Increase of CO2 and Climate Change Effects on Iowa Soybean Yield, Simulated Using GLYCIM

Abstract

AbstractIncreases in atmospheric CO2 concentration are likely to have a significant impact on the climate and to affect the growth and development of crops. The effect of climate change on crops has to be assessed for large areas to provide information for global estimates and regional strategy development. In this study, computer simulations were done using the soybean [Glycine max (L.) Merr.] crop model GLYCIM to assess the effects of these changes on soybean yields in the state of Iowa. The ability of the model to accurately predict the effect of changes in atmospheric CO2 concentration was tested by comparing model results with a curve fit of CO2 concentration yield response derived from measured data. To simulate the effects of climate change, we used projected monthly weather variables for ambient and increased CO2 from three general circulation models (GCMs): Goddard Institute for Space Studies (GISS), Geophysical Fluid Dynamics Laboratory (GFDL), and United Kingdom Meteorological Office (UKMO).
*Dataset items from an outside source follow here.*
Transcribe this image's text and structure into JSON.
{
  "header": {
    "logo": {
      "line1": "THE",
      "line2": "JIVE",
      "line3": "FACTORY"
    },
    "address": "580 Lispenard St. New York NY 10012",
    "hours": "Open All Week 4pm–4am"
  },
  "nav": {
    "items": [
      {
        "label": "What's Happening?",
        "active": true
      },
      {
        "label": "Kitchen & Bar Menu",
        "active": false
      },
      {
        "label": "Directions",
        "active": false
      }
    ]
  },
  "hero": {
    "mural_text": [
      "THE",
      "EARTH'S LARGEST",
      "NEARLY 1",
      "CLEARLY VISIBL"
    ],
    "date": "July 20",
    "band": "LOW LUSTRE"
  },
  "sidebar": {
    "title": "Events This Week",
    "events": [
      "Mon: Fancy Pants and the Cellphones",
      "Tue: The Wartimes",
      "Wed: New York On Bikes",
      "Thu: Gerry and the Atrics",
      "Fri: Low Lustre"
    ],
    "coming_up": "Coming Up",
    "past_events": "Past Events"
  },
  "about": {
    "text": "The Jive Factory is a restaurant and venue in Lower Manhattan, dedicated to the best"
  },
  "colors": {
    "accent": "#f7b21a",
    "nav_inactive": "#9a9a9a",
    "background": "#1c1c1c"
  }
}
The monthly weather variables were converted to the daily weather to simulate soybean crop yields in nine crop reporting districts (CRDs) of Iowa, with and without increases in atmospheric CO2. When climate change was simulated with increasing levels of CO2 (baseline 350, 450, 550, and 650 µL L−1), yields increased. Without increases in atmospheric CO2, yields remained essentially constant in the GFDL and GISS scenarios, while decreasing by 2 to 10% in the UKMO scenario. The variability in yields among nine CRDs increased for all scenarios as climate changed and levels of CO2 increased. Overall, projected climate changes did not substantially alter simulated soybean yields. The increase in CO2 concentration in the atmosphere was the primary determinant of yield response.